Хотя Ириней верит в историю Адама и Евы, как в реальное событие, он пишет и о космическом Адаме, в лице которого согрешило все человечество. Обо всех людях можно сказать: «Первый Адам соделан был душою живущею, а второй Адам — духом животворящим» («Против ересей», 5.12.2; 1 Кор. 15:45). «Ежели душа живущая обратилась к жизни дурной и гибельной, то она же и вернется к лучшему, примет дух животворящий и обретет жизнь». Однако это не может произойти без помощи Божией. Оставаясь невидимым, Слово вело человечество по новому пути, но осуществить замысел Божий стало возможным лишь тогда, когда Оно явилось во плоти — в Иисусе Христе.
Ириней заимствует у Павла Еф. 1:10 термин
Несмотря на то, что Ириней многое оставил недосказанным, а некоторых вопросов так и не задал, он создал яркую и относительно законченную картину мира под Богом, которую до сих пор находят убедительной. В последней главе работы «Против ересей» он пишет: «…единый Бог Отец, создавший человека… единый Сын, исполнивший волю Отца, и единый род людской, в котором завершились все тайны Божий». Все пути на небе и на земле сходятся в одну точку — спасение человечества.

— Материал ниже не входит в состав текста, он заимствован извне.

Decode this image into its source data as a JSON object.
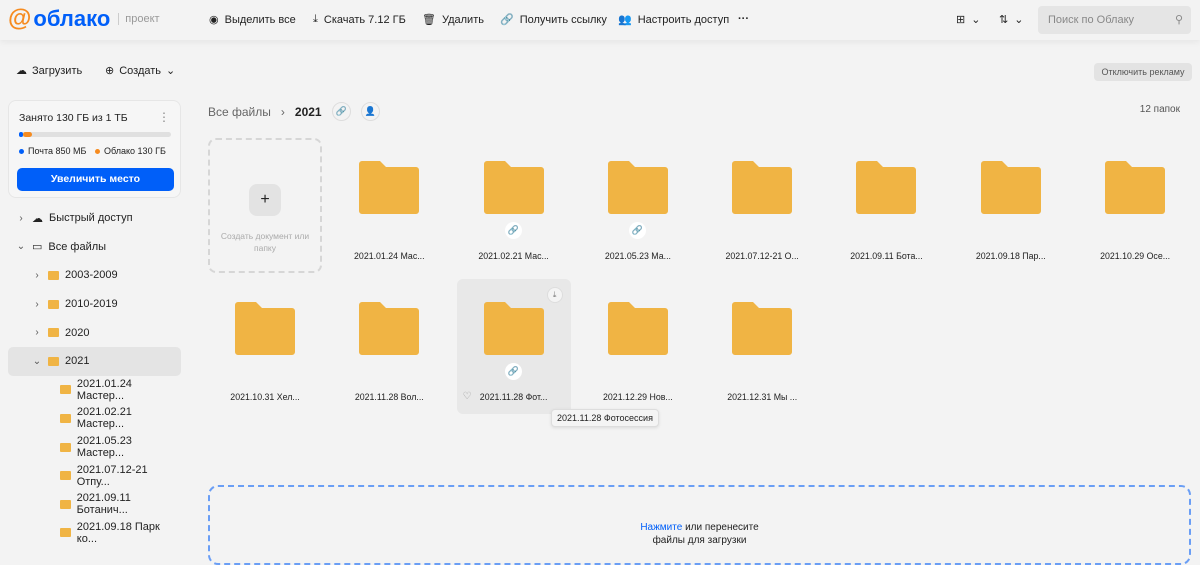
{
  "header": {
    "logo_at": "@",
    "logo_name": "облако",
    "logo_tag": "проект",
    "select_all": "Выделить все",
    "download": "Скачать 7.12 ГБ",
    "delete": "Удалить",
    "get_link": "Получить ссылку",
    "access": "Настроить доступ",
    "more": "···",
    "search_placeholder": "Поиск по Облаку"
  },
  "sidebar": {
    "upload": "Загрузить",
    "create": "Создать",
    "storage": {
      "title": "Занято 130 ГБ из 1 ТБ",
      "mail": "Почта 850 МБ",
      "cloud": "Облако 130 ГБ",
      "increase": "Увеличить место",
      "mail_fraction": 0.001,
      "cloud_fraction": 0.13
    },
    "tree": [
      {
        "label": "Быстрый доступ",
        "level": 0
      },
      {
        "label": "Все файлы",
        "level": 0
      },
      {
        "label": "2003-2009",
        "level": 1
      },
      {
        "label": "2010-2019",
        "level": 1
      },
      {
        "label": "2020",
        "level": 1
      },
      {
        "label": "2021",
        "level": 1
      },
      {
        "label": "2021.01.24 Мастер...",
        "level": 2
      },
      {
        "label": "2021.02.21 Мастер...",
        "level": 2
      },
      {
        "label": "2021.05.23 Мастер...",
        "level": 2
      },
      {
        "label": "2021.07.12-21 Отпу...",
        "level": 2
      },
      {
        "label": "2021.09.11 Ботанич...",
        "level": 2
      },
      {
        "label": "2021.09.18 Парк ко...",
        "level": 2
      }
    ]
  },
  "main": {
    "breadcrumb_root": "Все файлы",
    "breadcrumb_current": "2021",
    "ads_button": "Отключить рекламу",
    "count": "12 папок",
    "create_label": "Создать документ или папку",
    "folders": [
      {
        "name": "2021.01.24 Мас...",
        "link": false
      },
      {
        "name": "2021.02.21 Мас...",
        "link": true
      },
      {
        "name": "2021.05.23 Ма...",
        "link": true
      },
      {
        "name": "2021.07.12-21 О...",
        "link": false
      },
      {
        "name": "2021.09.11 Бота...",
        "link": false
      },
      {
        "name": "2021.09.18 Пар...",
        "link": false
      },
      {
        "name": "2021.10.29 Осе...",
        "link": false
      },
      {
        "name": "2021.10.31 Хел...",
        "link": false
      },
      {
        "name": "2021.11.28 Вол...",
        "link": false
      },
      {
        "name": "2021.11.28 Фот...",
        "link": true,
        "hover": true
      },
      {
        "name": "2021.12.29 Нов...",
        "link": false
      },
      {
        "name": "2021.12.31 Мы ...",
        "link": false
      }
    ],
    "tooltip": "2021.11.28 Фотосессия",
    "drop_link": "Нажмите",
    "drop_text": " или перенесите",
    "drop_text2": "файлы для загрузки"
  },
  "colors": {
    "accent": "#005ff9",
    "brand_orange": "#f68b1f",
    "folder": "#f0b444",
    "link_green": "#2ca24c"
  }
}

НАЧАЛО ЛАТИНСКОГО БОГОСЛОВИЯ: ТЕРТУЛЛИАН
Тертуллиан как верующий
К концу II века Евангелие обрело прочные позиции в североафриканских землях Римской империи, особенно в Карфагене. Греческий язык знали только образованные люди, да и то не все, на нем также немного говорили в купеческой среде и в христианских общинах, имевших связи с Лионом, Малой Азией и Римом. В ходу еще оставались древнекарфагенское (пуническое) наречие и нумидийские диалекты, которые быстро отмирали. Подавляющее большинство населения считало родным языком латинский. Первые переводы Священного Писания и литургических сборников на латынь появились именно здесь еще в середине II столетия. Однако, кроме древнеиталийской Библии и рассказа о безымянном мученике из Сциллы, образцов христианской литературы на латинском языке, датируемых до Тертуллиана, не сохранилось.
Тертуллиан (160–220 гг.) получил блестящую подготовку в области римской риторики, был хорошо начитан, глубоко разбирался в стоической философии и христианской Библии, излагал свои мысли убедительно и четко. Со времен Иеронима (IV век) принято считать, что Тертуллиан был профессиональным юристом, но надежных доказательств этого нет. В христианство он пришел, по–видимому, уже взрослым. С самого начала его интересовало все, связанное с повседневной жизнью верующих, он много писал по практическим вопросам: о покаянии, молитве, крещении, постах, гонениях за веру. Он оставил даже наставления жене о том, как ей вести себя после его смерти. Тертуллиан требовал полного повиновения воле Божией, которая, по его мнению, заключается в непрерывном и покаянном стремлении к святости. Как и многие из поздних латинян, он говорит о Благой Вести, христианской Библии и христианском вероисповедании как «Законе». Отличить ученика Христа от пленника мира сего возможно только по делам праведности.
В соответствии со своим характером Тертуллиан стал монтанистом. Покинул ли он карфагенскую церковь, примкнул ли к сектантам, увел ли за собой в раскол других верующих, достоверно сказать нельзя. Известно лишь, что в его поздних работах появляется все больше высказываний, восхваляющих «новое пророчество» и критикующих традиционную Церковь. Он называет это борьбой духовных людей с «душевными» (см.: 1 Кор. 2:14). Трудно поверить, что подобные выпады сходили ему с рук, раскол был неизбежен. «Я постепенно отдалился от душевных людей из–за своих речей в защиту Духа Утешителя, Которого познал» («Против Праксия», 1). Он прекрасно разобрался в идеях монтанистов. Ему хотелось, чтобы все споры о поведении христиан решались на совете пророков; для объяснения метафизического вопроса он прибегает к видению пророчицы как главному аргументу («О душе», 9). Основную вину «душевных» он определил как неповиновение Богу и святой Церкви: они порвали с традицией и потакают прелюбодеянию, а также не принимают новой заповеди о том, что даже маленькие девочки должны покрывать голову во время собраний.